К этому времени, т. е. к двадцати годам, я начинал чувствовать неудобство от того, что никакой девушки у меня не было. Я полагал, что сначала надо влюбиться, а потом уже будет и все остальное. Но что значит влюбиться? Сердцу ведь не прикажешь. Я не знал тогда, что онанизм нежелателен хотя бы тем, что делает удовлетворение слишком доступным. И занимался я этим только в пику большевикам, которые отчего-то не любили онанизм и наложили на него молчаливое табу. Это, конечно, было глупо. Можно себе представить: вся страна ночью начинала протестовать против ига большевизма. Свое будущее в этом смысле я не представлял никак. Математические формулы не давали на это ответа.

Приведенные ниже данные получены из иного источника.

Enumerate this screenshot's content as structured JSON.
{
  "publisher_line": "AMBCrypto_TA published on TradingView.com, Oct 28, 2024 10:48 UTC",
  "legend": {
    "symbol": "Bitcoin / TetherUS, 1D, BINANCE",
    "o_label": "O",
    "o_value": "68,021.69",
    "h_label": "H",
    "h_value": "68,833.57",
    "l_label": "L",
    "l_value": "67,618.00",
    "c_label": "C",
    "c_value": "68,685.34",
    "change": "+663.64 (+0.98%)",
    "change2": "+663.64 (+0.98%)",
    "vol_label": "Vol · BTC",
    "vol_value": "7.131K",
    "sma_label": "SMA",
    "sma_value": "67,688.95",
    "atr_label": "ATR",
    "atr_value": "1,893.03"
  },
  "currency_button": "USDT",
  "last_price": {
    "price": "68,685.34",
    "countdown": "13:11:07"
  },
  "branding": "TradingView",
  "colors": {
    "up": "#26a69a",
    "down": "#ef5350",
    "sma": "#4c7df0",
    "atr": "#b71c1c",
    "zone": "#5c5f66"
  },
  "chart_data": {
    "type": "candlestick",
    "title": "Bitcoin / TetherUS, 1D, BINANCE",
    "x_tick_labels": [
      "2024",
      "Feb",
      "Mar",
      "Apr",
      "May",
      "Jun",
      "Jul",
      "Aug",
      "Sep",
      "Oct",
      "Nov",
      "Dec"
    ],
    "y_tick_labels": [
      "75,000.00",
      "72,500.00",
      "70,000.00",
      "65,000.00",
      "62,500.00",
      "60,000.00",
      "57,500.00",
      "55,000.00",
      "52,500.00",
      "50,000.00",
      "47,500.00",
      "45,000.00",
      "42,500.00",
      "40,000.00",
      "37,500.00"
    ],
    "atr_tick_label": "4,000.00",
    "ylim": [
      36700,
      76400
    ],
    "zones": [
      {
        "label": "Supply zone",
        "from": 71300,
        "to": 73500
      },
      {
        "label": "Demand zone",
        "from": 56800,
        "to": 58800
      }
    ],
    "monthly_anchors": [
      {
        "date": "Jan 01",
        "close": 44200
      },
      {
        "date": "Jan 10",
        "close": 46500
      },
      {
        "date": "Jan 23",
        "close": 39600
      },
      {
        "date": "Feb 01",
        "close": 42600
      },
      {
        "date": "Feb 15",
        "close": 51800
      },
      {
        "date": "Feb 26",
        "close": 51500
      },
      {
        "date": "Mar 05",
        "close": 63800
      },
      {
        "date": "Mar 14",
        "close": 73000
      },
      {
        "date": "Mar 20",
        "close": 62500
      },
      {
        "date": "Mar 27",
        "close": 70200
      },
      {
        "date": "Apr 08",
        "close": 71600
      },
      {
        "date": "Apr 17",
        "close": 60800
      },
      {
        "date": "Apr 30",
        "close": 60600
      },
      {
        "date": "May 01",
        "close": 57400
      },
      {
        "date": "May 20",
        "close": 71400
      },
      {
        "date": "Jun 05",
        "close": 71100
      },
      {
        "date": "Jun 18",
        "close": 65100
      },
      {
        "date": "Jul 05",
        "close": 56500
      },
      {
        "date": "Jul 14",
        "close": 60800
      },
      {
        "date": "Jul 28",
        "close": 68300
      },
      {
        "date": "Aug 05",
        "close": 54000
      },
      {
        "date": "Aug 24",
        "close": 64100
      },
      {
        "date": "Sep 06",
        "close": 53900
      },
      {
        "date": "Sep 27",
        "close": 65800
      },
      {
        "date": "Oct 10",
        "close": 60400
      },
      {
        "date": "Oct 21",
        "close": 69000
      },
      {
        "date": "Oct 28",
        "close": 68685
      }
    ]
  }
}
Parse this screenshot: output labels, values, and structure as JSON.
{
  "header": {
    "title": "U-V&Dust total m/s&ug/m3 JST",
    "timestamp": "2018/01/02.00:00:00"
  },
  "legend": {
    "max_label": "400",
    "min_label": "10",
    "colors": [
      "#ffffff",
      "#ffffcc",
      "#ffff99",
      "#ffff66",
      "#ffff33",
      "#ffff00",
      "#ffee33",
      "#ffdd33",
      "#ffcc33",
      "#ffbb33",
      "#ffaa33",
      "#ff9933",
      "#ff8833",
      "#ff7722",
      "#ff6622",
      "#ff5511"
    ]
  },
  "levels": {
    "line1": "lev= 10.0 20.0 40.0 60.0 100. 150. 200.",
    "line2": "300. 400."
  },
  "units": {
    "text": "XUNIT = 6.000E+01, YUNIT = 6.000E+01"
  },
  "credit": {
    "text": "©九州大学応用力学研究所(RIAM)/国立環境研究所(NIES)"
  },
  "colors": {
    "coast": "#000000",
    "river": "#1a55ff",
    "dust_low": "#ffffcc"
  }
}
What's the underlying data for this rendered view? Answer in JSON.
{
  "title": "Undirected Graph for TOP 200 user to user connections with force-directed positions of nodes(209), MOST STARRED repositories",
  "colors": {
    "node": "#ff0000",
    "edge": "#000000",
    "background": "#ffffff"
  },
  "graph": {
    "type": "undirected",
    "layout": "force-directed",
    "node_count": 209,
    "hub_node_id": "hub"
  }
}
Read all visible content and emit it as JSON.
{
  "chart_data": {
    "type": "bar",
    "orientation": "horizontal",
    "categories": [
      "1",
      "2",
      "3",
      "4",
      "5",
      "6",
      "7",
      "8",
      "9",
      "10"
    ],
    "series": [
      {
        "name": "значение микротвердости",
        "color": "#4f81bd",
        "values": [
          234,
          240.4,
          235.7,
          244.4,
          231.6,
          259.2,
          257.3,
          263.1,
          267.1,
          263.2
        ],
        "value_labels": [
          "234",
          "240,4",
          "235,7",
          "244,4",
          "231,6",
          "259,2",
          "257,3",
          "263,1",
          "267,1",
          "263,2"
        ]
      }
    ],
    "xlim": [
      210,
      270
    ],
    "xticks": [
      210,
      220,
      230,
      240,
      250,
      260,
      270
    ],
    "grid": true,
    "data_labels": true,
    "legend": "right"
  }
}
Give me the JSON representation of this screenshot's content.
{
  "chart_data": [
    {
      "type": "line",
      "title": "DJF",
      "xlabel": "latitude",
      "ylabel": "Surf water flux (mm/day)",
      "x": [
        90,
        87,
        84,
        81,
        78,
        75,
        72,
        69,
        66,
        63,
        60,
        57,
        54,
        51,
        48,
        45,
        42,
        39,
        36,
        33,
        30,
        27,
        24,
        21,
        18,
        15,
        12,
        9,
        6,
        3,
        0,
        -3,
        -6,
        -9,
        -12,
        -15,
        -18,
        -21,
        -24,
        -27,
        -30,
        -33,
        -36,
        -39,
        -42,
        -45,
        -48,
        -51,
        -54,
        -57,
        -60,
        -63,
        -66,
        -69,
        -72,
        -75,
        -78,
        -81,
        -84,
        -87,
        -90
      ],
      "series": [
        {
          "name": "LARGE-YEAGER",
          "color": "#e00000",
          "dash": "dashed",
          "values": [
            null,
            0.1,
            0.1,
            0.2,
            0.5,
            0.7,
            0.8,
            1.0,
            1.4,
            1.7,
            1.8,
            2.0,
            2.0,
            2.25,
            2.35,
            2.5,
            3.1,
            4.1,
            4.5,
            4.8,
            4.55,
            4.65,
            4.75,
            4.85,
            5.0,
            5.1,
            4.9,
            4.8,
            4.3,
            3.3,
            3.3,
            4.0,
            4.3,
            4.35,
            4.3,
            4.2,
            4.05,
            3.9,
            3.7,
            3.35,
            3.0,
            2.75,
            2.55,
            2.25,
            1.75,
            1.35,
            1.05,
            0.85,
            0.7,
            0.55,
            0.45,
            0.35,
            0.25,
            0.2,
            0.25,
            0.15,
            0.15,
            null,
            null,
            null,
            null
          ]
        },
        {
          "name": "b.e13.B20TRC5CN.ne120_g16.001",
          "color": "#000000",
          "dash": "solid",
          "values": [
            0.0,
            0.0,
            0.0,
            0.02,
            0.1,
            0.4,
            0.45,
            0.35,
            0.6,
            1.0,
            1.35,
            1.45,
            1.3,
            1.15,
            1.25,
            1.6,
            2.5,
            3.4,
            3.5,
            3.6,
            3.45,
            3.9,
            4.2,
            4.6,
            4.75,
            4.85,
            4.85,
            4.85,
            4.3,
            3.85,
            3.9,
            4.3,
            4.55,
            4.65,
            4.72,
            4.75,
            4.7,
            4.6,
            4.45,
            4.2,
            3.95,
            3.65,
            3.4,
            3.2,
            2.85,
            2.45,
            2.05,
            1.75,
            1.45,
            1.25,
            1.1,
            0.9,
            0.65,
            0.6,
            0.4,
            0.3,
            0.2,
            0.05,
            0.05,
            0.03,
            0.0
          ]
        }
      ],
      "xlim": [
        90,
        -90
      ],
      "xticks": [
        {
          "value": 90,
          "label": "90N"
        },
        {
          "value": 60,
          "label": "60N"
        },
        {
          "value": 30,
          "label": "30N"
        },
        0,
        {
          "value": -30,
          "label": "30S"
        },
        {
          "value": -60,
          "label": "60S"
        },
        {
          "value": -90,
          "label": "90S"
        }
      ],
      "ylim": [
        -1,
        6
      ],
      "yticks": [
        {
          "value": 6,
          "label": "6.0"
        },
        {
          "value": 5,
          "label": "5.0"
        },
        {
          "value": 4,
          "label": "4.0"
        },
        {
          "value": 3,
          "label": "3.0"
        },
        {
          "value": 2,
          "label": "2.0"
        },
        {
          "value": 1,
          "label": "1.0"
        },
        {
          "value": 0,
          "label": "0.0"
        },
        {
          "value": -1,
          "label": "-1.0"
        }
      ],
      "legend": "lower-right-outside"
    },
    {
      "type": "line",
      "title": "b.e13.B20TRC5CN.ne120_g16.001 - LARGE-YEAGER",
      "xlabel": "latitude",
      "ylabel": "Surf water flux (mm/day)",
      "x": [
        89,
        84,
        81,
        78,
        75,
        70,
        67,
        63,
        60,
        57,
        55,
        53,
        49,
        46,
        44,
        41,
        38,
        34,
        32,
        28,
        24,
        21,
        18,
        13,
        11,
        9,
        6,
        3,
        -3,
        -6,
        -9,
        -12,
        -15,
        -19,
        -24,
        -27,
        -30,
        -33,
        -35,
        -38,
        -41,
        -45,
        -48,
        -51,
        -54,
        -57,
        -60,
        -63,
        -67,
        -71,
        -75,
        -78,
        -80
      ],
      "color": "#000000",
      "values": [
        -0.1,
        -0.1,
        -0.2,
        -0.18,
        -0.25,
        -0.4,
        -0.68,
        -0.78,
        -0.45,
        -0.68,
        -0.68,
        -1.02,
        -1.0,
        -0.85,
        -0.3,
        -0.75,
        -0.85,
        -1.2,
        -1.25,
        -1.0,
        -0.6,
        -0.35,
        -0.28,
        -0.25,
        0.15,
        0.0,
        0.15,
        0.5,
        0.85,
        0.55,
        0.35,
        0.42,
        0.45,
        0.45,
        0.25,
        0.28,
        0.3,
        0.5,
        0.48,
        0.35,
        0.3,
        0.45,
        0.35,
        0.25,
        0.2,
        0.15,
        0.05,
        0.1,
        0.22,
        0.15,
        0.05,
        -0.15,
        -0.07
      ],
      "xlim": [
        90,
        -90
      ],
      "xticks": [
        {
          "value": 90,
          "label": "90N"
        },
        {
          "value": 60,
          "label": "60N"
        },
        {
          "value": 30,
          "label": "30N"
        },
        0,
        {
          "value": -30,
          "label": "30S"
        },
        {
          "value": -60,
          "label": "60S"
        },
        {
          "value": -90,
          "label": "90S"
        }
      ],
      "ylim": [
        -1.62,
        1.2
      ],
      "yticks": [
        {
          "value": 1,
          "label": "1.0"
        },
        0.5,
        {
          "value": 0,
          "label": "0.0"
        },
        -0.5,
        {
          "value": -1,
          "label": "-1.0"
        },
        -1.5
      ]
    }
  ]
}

Почему я влюбился именно в Кристинку – сказать не могу. Скорее всего, мысль о том, что мне нужна девушка, инициировала бессознательный поиск. Среди девушек нашего факультета я, в конце концов, остановил выбор на той, которой, как мне казалось, легче всего довериться. Мысль о том, что я девственник, угнетала меня. Мне казалось это стыдным. Кристинка – высокая, с роскошными волосами. Это мне нравилось. Я начал задерживать на ней взгляд. Когда она смотрела в другую сторону, конечно. Очень скоро ее прямого взгляда в мои зрачки я уже не мог выносить. Она начала посещать мои сновидения, как правило, эротического характера. И так постепенно она заняла все мои мысли и все устремления. Может быть, это было самовнушение, не знаю. Но это самовнушение, подкрепленное ночными поллюциями, превратило мой интерес к Кристинке в настоящую влюбленность, а какой бывает более настоящая, я не знаю. Я ловил каждое ее слово и долго рассматривал его со всех сторон. Искал тайный смысл. Однажды она попросила сделать за нее курсовую работу по математической статистике. Я был на седьмом небе. Калькуляторов тогда не было, и я всю ночь складывал, перемножал и делил числа на бумаге. На другой день вручил ей сделанную работу.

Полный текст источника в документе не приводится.